Living in London means it is even harder to go to the athletics, sorry football stadium that is the Withdean (and home to the um, seagulls – all 6,000 of them). So there you go, I am a traitor and also now support Arsenal – blame bumping, as in literally walking into, Thierry Henry in Selfridges about 2 years ago and being so completely dumbfounded by his beauty, that I couldn’t even stutter an apology and so just stood, starred and kind of gurgled. A strange occurrence for a continual verbaliser such as myself (i.e. when watching cricket I actually think I am a commentator).

Anyway, enough on the football – of course for cricket lovers, the county should be everything. Easily forgettable for me is the fact that I was born in Brighton and brought up in Hastings (no comments please, no I wasn’t a teenager mother), I am instead a Sussex girl, pleased as punch to support the current County Champions and C&G Trophy Holders.

However on a recent trip to Devon and Dorset (to the fabulously titled Durdle Door), I started thinking about the number of first class cricketing counties vs. the number of actual counties. According to the ABC’s (the Association of British Counties – who knew they existed) 86 historic or traditional counties in Great Britain. 39 in England, 13 in Wales and 34 in Scotland. But only 18 first class cricketing counties in England and Wales. Again I can blow my Sussex horn (so the speak), Sussex was the first established county club way back when in the 19th Century with the creation of the County Cricket Championship in 1890, replacing ad hoc championships as had been the case.
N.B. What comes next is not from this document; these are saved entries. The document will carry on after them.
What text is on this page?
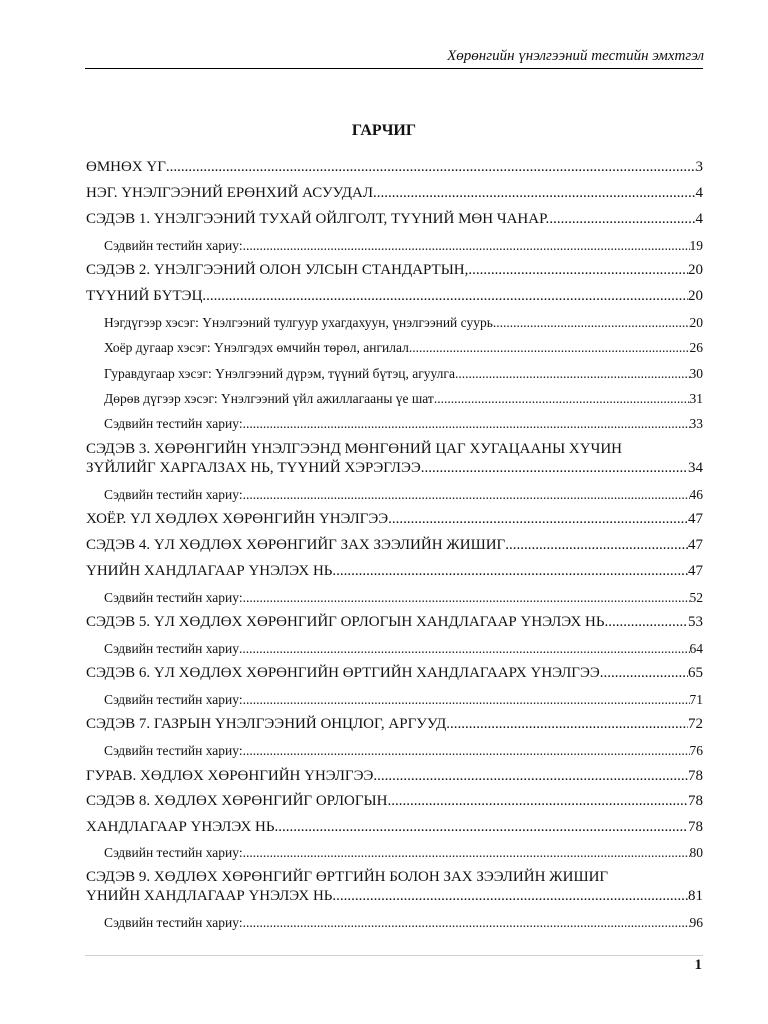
Хөрөнгийн үнэлгээний тестийн эмхтгэл
ГАРЧИГ
ӨМНӨХ ҮГ .....	3
НЭГ. ҮНЭЛГЭЭНИЙ ЕРӨНХИЙ АСУУДАЛ .....	4
СЭДЭВ 1. ҮНЭЛГЭЭНИЙ ТУХАЙ ОЙЛГОЛТ, ТҮҮНИЙ МӨН ЧАНАР. .....	4
Сэдвийн тестийн хариу: .....	19
СЭДЭВ 2. ҮНЭЛГЭЭНИЙ ОЛОН УЛСЫН СТАНДАРТЫН, .....	20
ТҮҮНИЙ БҮТЭЦ .....	20
Нэгдүгээр хэсэг: Үнэлгээний тулгуур ухагдахуун, үнэлгээний суурь .....	20
Хоёр дугаар хэсэг: Үнэлгэдэх өмчийн төрөл, ангилал .....	26
Гуравдугаар хэсэг: Үнэлгээний дүрэм, түүний бүтэц, агуулга .....	30
Дөрөв дүгээр хэсэг: Үнэлгээний үйл ажиллагааны үе шат .....	31
Сэдвийн тестийн хариу: .....	33
СЭДЭВ 3. ХӨРӨНГИЙН ҮНЭЛГЭЭНД МӨНГӨНИЙ ЦАГ ХУГАЦААНЫ ХҮЧИН
ЗҮЙЛИЙГ ХАРГАЛЗАХ НЬ, ТҮҮНИЙ ХЭРЭГЛЭЭ .....	34
Сэдвийн тестийн хариу: .....	46
ХОЁР. ҮЛ ХӨДЛӨХ ХӨРӨНГИЙН ҮНЭЛГЭЭ .....	47
СЭДЭВ 4. ҮЛ ХӨДЛӨХ ХӨРӨНГИЙГ ЗАХ ЗЭЭЛИЙН ЖИШИГ .....	47
ҮНИЙН ХАНДЛАГААР ҮНЭЛЭХ НЬ .....	47
Сэдвийн тестийн хариу: .....	52
СЭДЭВ 5. ҮЛ ХӨДЛӨХ ХӨРӨНГИЙГ ОРЛОГЫН ХАНДЛАГААР ҮНЭЛЭХ НЬ. .....	53
Сэдвийн тестийн хариу .....	64
СЭДЭВ 6. ҮЛ ХӨДЛӨХ ХӨРӨНГИЙН ӨРТГИЙН ХАНДЛАГААРХ ҮНЭЛГЭЭ .....	65
Сэдвийн тестийн хариу: .....	71
СЭДЭВ 7. ГАЗРЫН ҮНЭЛГЭЭНИЙ ОНЦЛОГ, АРГУУД .....	72
Сэдвийн тестийн хариу: .....	76
ГУРАВ. ХӨДЛӨХ ХӨРӨНГИЙН ҮНЭЛГЭЭ .....	78
СЭДЭВ 8. ХӨДЛӨХ ХӨРӨНГИЙГ ОРЛОГЫН .....	78
ХАНДЛАГААР ҮНЭЛЭХ НЬ .....	78
Сэдвийн тестийн хариу: .....	80
СЭДЭВ 9. ХӨДЛӨХ ХӨРӨНГИЙГ ӨРТГИЙН БОЛОН ЗАХ ЗЭЭЛИЙН ЖИШИГ
ҮНИЙН ХАНДЛАГААР ҮНЭЛЭХ НЬ .....	81
Сэдвийн тестийн хариу: .....	96
1
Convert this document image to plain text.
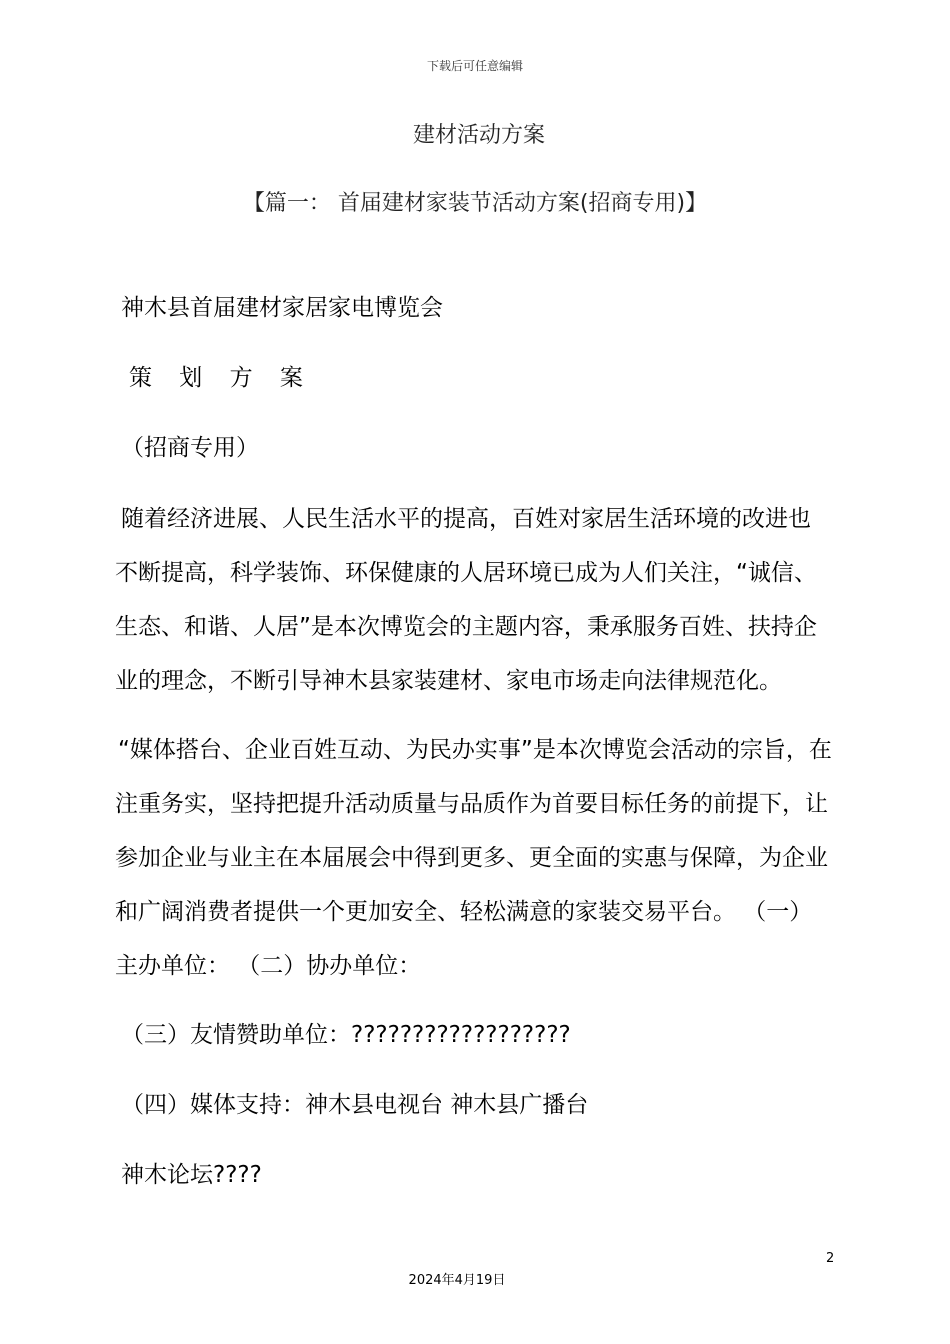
下载后可任意编辑
建材活动方案
【篇一： 首届建材家装节活动方案(招商专用)】
神木县首届建材家居家电博览会
策 划 方 案
（招商专用）
随着经济进展、人民生活水平的提高，百姓对家居生活环境的改进也
不断提高，科学装饰、环保健康的人居环境已成为人们关注，“诚信、
生态、和谐、人居”是本次博览会的主题内容，秉承服务百姓、扶持企
业的理念，不断引导神木县家装建材、家电市场走向法律规范化。
“媒体搭台、企业百姓互动、为民办实事”是本次博览会活动的宗旨，在
注重务实，坚持把提升活动质量与品质作为首要目标任务的前提下，让
参加企业与业主在本届展会中得到更多、更全面的实惠与保障，为企业
和广阔消费者提供一个更加安全、轻松满意的家装交易平台。 （一）
主办单位： （二）协办单位：
（三）友情赞助单位：??????????????????
（四）媒体支持：神木县电视台 神木县广播台
神木论坛????
2
2024年4月19日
Over time the other counties joined with Durham the latest to join in 1992. Both Buckinghamshire (1921) and Devon (1948) applied to join the first class cricket but were rejected*. This is all to do with facilities etc and nothing to do with strange accents or a love of Morris dancing I am sure.
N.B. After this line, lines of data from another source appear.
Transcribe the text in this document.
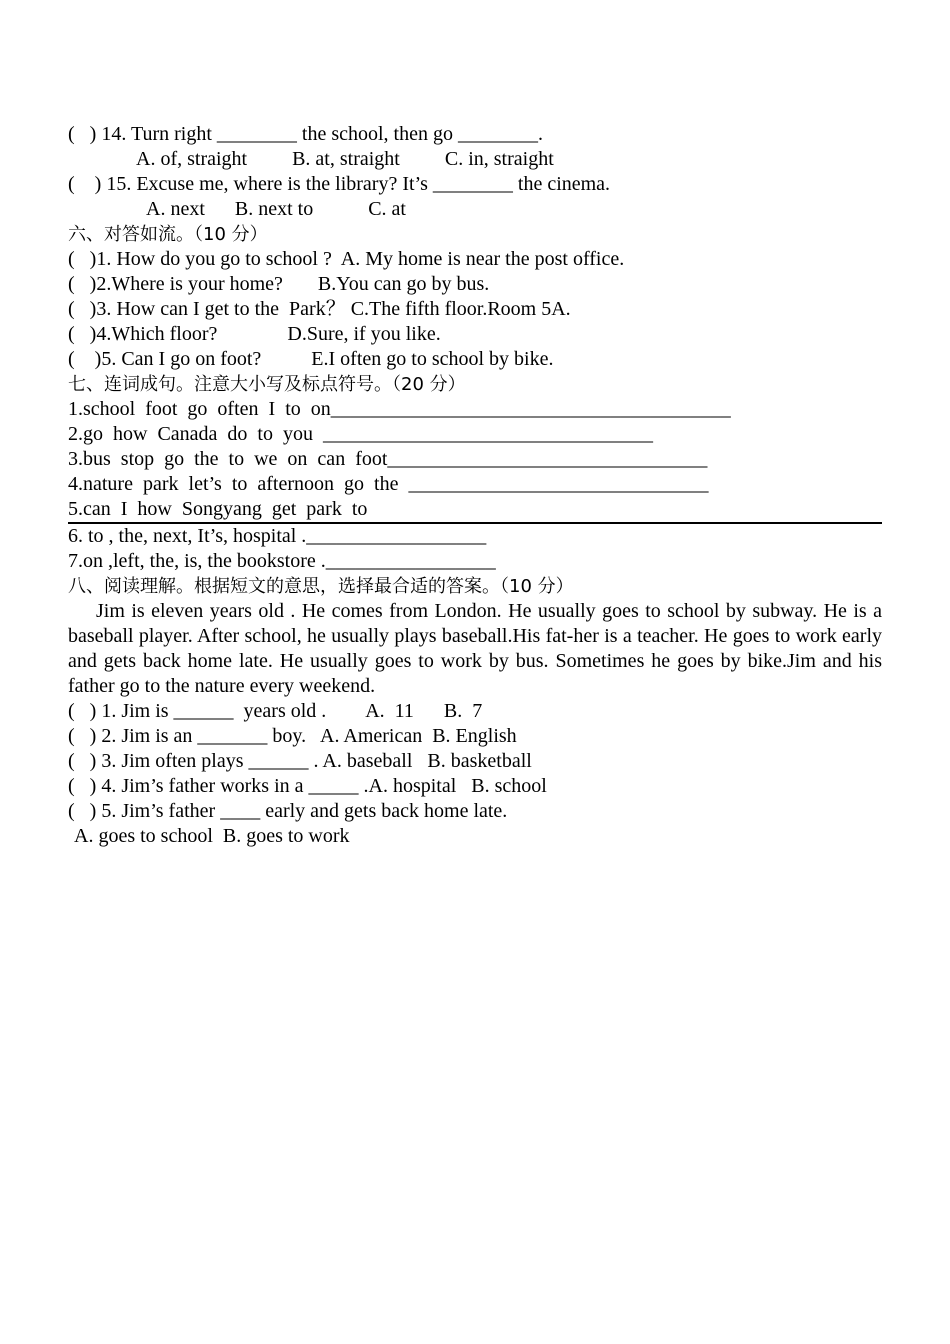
(   ) 14. Turn right ________ the school, then go ________.
A. of, straight         B. at, straight         C. in, straight
(    ) 15. Excuse me, where is the library? It’s ________ the cinema.
A. next      B. next to           C. at
六、对答如流。（10 分）
(   )1. How do you go to school ?  A. My home is near the post office.
(   )2.Where is your home?       B.You can go by bus.
(   )3. How can I get to the  Park？ C.The fifth floor.Room 5A.
(   )4.Which floor?              D.Sure, if you like.
(    )5. Can I go on foot?          E.I often go to school by bike.
七、连词成句。注意大小写及标点符号。（20 分）
1.school  foot  go  often  I  to  on________________________________________
2.go  how  Canada  do  to  you  _________________________________
3.bus  stop  go  the  to  we  on  can  foot________________________________
4.nature  park  let’s  to  afternoon  go  the  ______________________________
5.can  I  how  Songyang  get  park  to
6. to , the, next, It’s, hospital .__________________
7.on ,left, the, is, the bookstore ._________________
八、阅读理解。根据短文的意思，选择最合适的答案。（10 分）
Jim is eleven years old . He comes from London. He usually goes to school by subway. He is a baseball player. After school, he usually plays baseball.His fat-her is a teacher. He goes to work early and gets back home late. He usually goes to work by bus. Sometimes he goes by bike.Jim and his father go to the nature every weekend.
(   ) 1. Jim is ______  years old .        A.  11      B.  7
(   ) 2. Jim is an _______ boy.   A. American  B. English
(   ) 3. Jim often plays ______ . A. baseball   B. basketball
(   ) 4. Jim’s father works in a _____ .A. hospital   B. school
(   ) 5. Jim’s father ____ early and gets back home late.
A. goes to school  B. goes to work
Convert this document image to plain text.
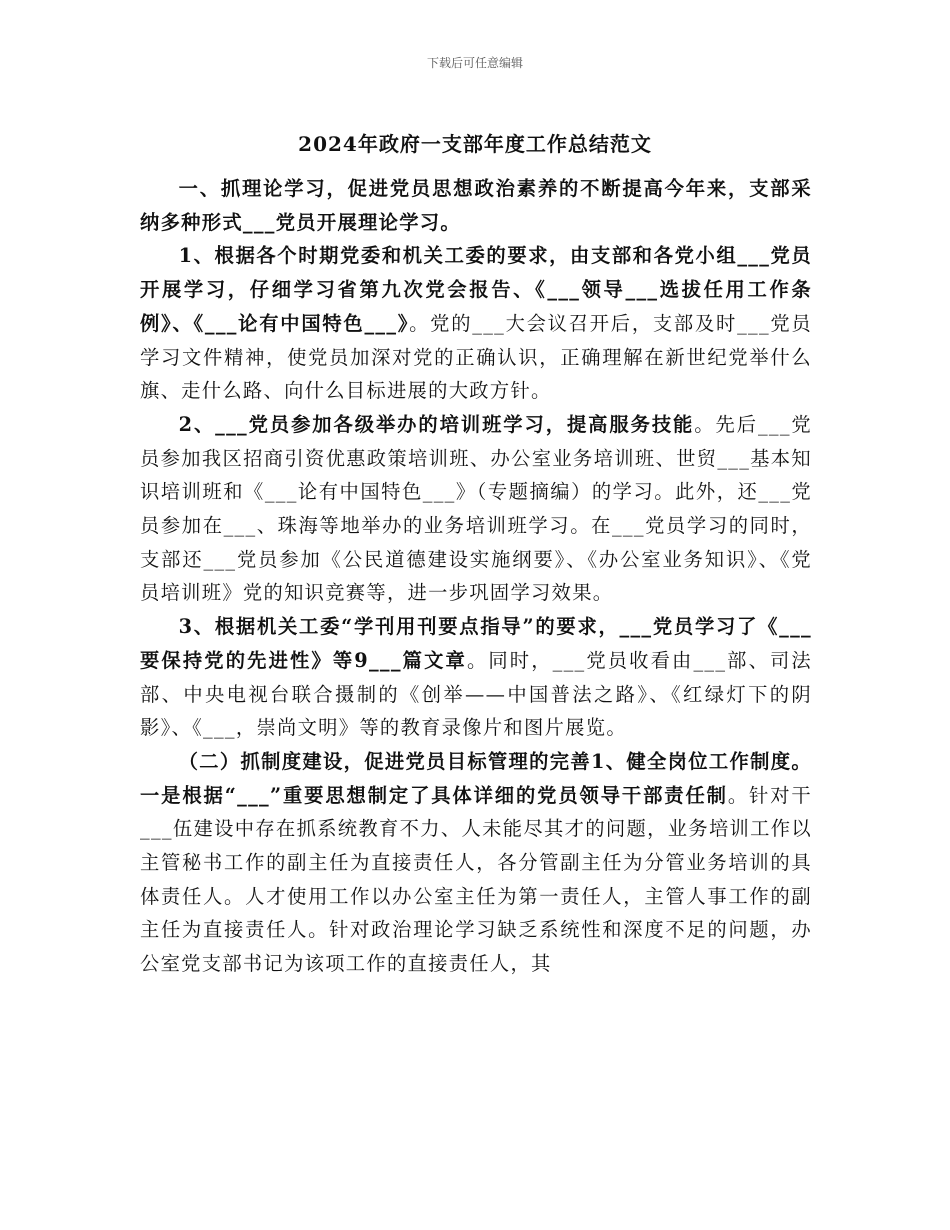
下载后可任意编辑
2024年政府一支部年度工作总结范文

一、抓理论学习，促进党员思想政治素养的不断提高今年来，支部采纳多种形式___党员开展理论学习。

1、根据各个时期党委和机关工委的要求，由支部和各党小组___党员开展学习，仔细学习省第九次党会报告、《___领导___选拔任用工作条例》、《___论有中国特色___》。党的___大会议召开后，支部及时___党员学习文件精神，使党员加深对党的正确认识，正确理解在新世纪党举什么旗、走什么路、向什么目标进展的大政方针。

2、___党员参加各级举办的培训班学习，提高服务技能。先后___党员参加我区招商引资优惠政策培训班、办公室业务培训班、世贸___基本知识培训班和《___论有中国特色___》（专题摘编）的学习。此外，还___党员参加在___、珠海等地举办的业务培训班学习。在___党员学习的同时，支部还___党员参加《公民道德建设实施纲要》、《办公室业务知识》、《党员培训班》党的知识竞赛等，进一步巩固学习效果。

3、根据机关工委“学刊用刊要点指导”的要求，___党员学习了《___要保持党的先进性》等9___篇文章。同时，___党员收看由___部、司法部、中央电视台联合摄制的《创举——中国普法之路》、《红绿灯下的阴影》、《___，崇尚文明》等的教育录像片和图片展览。

（二）抓制度建设，促进党员目标管理的完善1、健全岗位工作制度。一是根据“___”重要思想制定了具体详细的党员领导干部责任制。针对干___伍建设中存在抓系统教育不力、人未能尽其才的问题，业务培训工作以主管秘书工作的副主任为直接责任人，各分管副主任为分管业务培训的具体责任人。人才使用工作以办公室主任为第一责任人，主管人事工作的副主任为直接责任人。针对政治理论学习缺乏系统性和深度不足的问题，办公室党支部书记为该项工作的直接责任人，其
Of those counties in the first class county championship, it has to be noted that some counties have better chants than others. My Dad is a man of Kent and so much rivalry has often arisen – but I ask you which is the better song / chant, the military band song of Good old Sussex by the Sea or as my Dad so loves to say, Super Kent from heaven sent….

*Of course, I know that first class cricket isn’t everything, that there are the minor counties and then all of the other cricket played around the country, come on Oliver’s Eleven!